A daily bulletin of news & opinion

17 March 2010

The excitement has been building over the last few weeks. Children from the two schools he attended in Jakarta have been learning American songs and traditional dances in the hope they will get to perform for him. Newspaper opinion pages and social networking websites have been buzzing with debate about the pros and cons of his visit. Hard-line Islamists have been stocking up on shoes to throw at pictures of him, aping protests against George W Bush in Iraq. Obama’s return to this country of 240 million people, 86 per cent of whom are Muslim, has been eagerly awaited ever since Indonesian president Susilo Bambang Yudhoyono invited him back last year.

Many Indonesians are proud of the fact that the most powerful man in the world spent some of his formative years in their country and has spoken fondly of his time in Jakarta. In internet forums and on cult T-shirts, Obama has been dubbed “Anak Menteng” or the “Menteng Kid”, after the well-heeled Jakarta suburb where he lived with his American mother and his Indonesian stepfather from 1967 to 1971.

“He’s the biggest foreign visitor we’ve had for years,” added Andini Effendi, an anchor for Metro TV, Indonesia’s first 24-hour rolling news channel. “When George W Bush was here in 2006, it was hectic but not in a good way.

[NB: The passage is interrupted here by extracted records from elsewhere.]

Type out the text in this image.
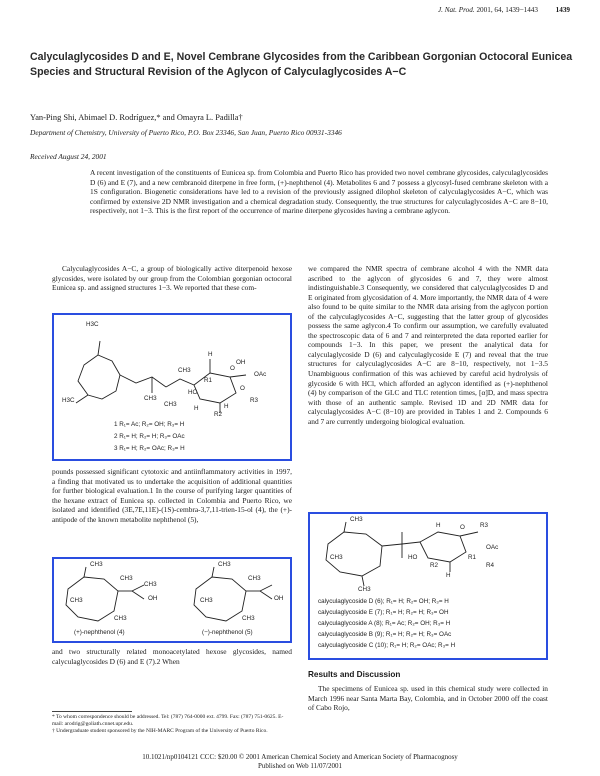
J. Nat. Prod. 2001, 64, 1439−1443 1439
Calyculaglycosides D and E, Novel Cembrane Glycosides from the Caribbean Gorgonian Octocoral Eunicea Species and Structural Revision of the Aglycon of Calyculaglycosides A−C
Yan-Ping Shi, Abimael D. Rodríguez,* and Omayra L. Padilla†
Department of Chemistry, University of Puerto Rico, P.O. Box 23346, San Juan, Puerto Rico 00931-3346
Received August 24, 2001
A recent investigation of the constituents of Eunicea sp. from Colombia and Puerto Rico has provided two novel cembrane glycosides, calyculaglycosides D (6) and E (7), and a new cembranoid diterpene in free form, (+)-nephthenol (4). Metabolites 6 and 7 possess a glycosyl-fused cembrane skeleton with a 1S configuration. Biogenetic considerations have led to a revision of the previously assigned dilophol skeleton of calyculaglycosides A−C, which was confirmed by extensive 2D NMR investigation and a chemical degradation study. Consequently, the true structures for calyculaglycosides A−C are 8−10, respectively, not 1−3. This is the first report of the occurrence of marine diterpene glycosides having a cembrane aglycon.

Calyculaglycosides A−C, a group of biologically active diterpenoid hexose glycosides, were isolated by our group from the Colombian gorgonian octocoral Eunicea sp. and assigned structures 1−3. We reported that these com-

H3C
H3C	CH3
CH3
CH3
H
O
OH
HO
R1
R2
H	H
O
OAc
R3
1 R₁= Ac; R₂= OH; R₃= H
2 R₁= H; R₂= H; R₃= OAc
3 R₁= H; R₂= OAc; R₃= H

pounds possessed significant cytotoxic and antiinflammatory activities in 1997, a finding that motivated us to undertake the acquisition of additional quantities for further biological evaluation.1 In the course of purifying larger quantities of the hexane extract of Eunicea sp. collected in Colombia and Puerto Rico, we isolated and identified (3E,7E,11E)-(1S)-cembra-3,7,11-trien-15-ol (4), the (+)-antipode of the known metabolite nephthenol (5),

CH3
CH3
CH3
CH3
OH
CH3
CH3
CH3
CH3
CH3
OH
(+)-nephthenol (4)	(−)-nephthenol (5)

and two structurally related monoacetylated hexose glycosides, named calyculaglycosides D (6) and E (7).2 When

we compared the NMR spectra of cembrane alcohol 4 with the NMR data ascribed to the aglycon of glycosides 6 and 7, they were almost indistinguishable.3 Consequently, we considered that calyculaglycosides D and E originated from glycosidation of 4. More importantly, the NMR data of 4 were also found to be quite similar to the NMR data arising from the aglycon portion of the calyculaglycosides A−C, suggesting that the latter group of glycosides possess the same aglycon.4 To confirm our assumption, we carefully evaluated the spectroscopic data of 6 and 7 and reinterpreted the data reported earlier for compounds 1−3. In this paper, we present the analytical data for calyculaglycoside D (6) and calyculaglycoside E (7) and reveal that the true structures for calyculaglycosides A−C are 8−10, respectively, not 1−3.5 Unambiguous confirmation of this was achieved by careful acid hydrolysis of glycoside 6 with HCl, which afforded an aglycon identified as (+)-nephthenol (4) by comparison of the GLC and TLC retention times, [α]D, and mass spectra with those of an authentic sample. Revised 1D and 2D NMR data for calyculaglycosides A−C (8−10) are provided in Tables 1 and 2. Compounds 6 and 7 are currently undergoing biological evaluation.

CH3
CH3
CH3
H	O R3
HO
R2
R1
OAc
R4
H
calyculaglycoside D (6); R₁= H; R₂= OH; R₃= H
calyculaglycoside E (7); R₁= H; R₂= H; R₃= OH
calyculaglycoside A (8); R₁= Ac; R₂= OH; R₃= H
calyculaglycoside B (9); R₁= H; R₂= H; R₃= OAc
calyculaglycoside C (10); R₁= H; R₂= OAc; R₃= H
Results and Discussion

The specimens of Eunicea sp. used in this chemical study were collected in March 1996 near Santa Marta Bay, Colombia, and in October 2000 off the coast of Cabo Rojo,

* To whom correspondence should be addressed. Tel: (787) 764-0000 ext. 4799. Fax: (787) 751-0625. E-mail: arodrig@goliath.cnnet.upr.edu.
† Undergraduate student sponsored by the NIH-MARC Program of the University of Puerto Rico.
10.1021/np0104121 CCC: $20.00 © 2001 American Chemical Society and American Society of Pharmacognosy
Published on Web 11/07/2001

There were huge anti-Bush demonstrations and that was what we focused on.”

The big hope is that Indonesia can leverage on the Obama connection to repair relations with the US, which suffered from a combination of neglect and mutual suspicion under George W Bush.

“From the Indonesian side, the visit is more symbolic than anything else,” says Evan Laksmana, a researcher at the Centre for Strategic and International Studies, a leading Indonesian think tank. “There’s unlikely to be any concrete initiatives in terms of economics, defence or trade but the focus will be on improving cooperation in areas such as investment, education and counter-terrorism.”

For the US, it’s a chance to regain traction in Southeast Asia, especially with Chinese influence in the region growing strongly.

In Indonesia, as in America, much of the euphoria that greeted Obama’s election has died down as “the audacity of hope” has faded into the cold reality of politics.

A bronze statue of the US president as a boy was recently removed from a park in Obama’s former neighbourhood after opposition to the veneration of a foreign figure in a public space.

Radical Islamists, who have already held boisterous anti-Obama demonstrations across the archipelago, have vowed to protest in their thousands against a man they claim is an “enemy of Islam” for continuing the wars in Afghanistan and Iraq and failing to hold Israel to account.

The problem is that with the US Secret Service ultra-cautious as ever and security concerns heightened by the Indonesian police’s recent discovery of a terrorist training camp in Aceh, it seems unlikely that Obama will do much public meeting and greeting.

A proposed trip to the ancient Buddhist temple of Borobudur has been cancelled because of security fears and Obama’s exact itinerary will not be confirmed until the last minute.

Already last week it was announced that the US president’s trip to Indonesia would be delayed by three days to 21 March so that Obama can work a little longer to get healthcare reforms through Congress. As a result, his wife Michelle and their two daughters will no longer be joining him on the trip (the girls will be back at school).

With expectations so high here, the danger is that people may be left feeling disappointed by what looks like it’s becoming just another flying visit from a US president.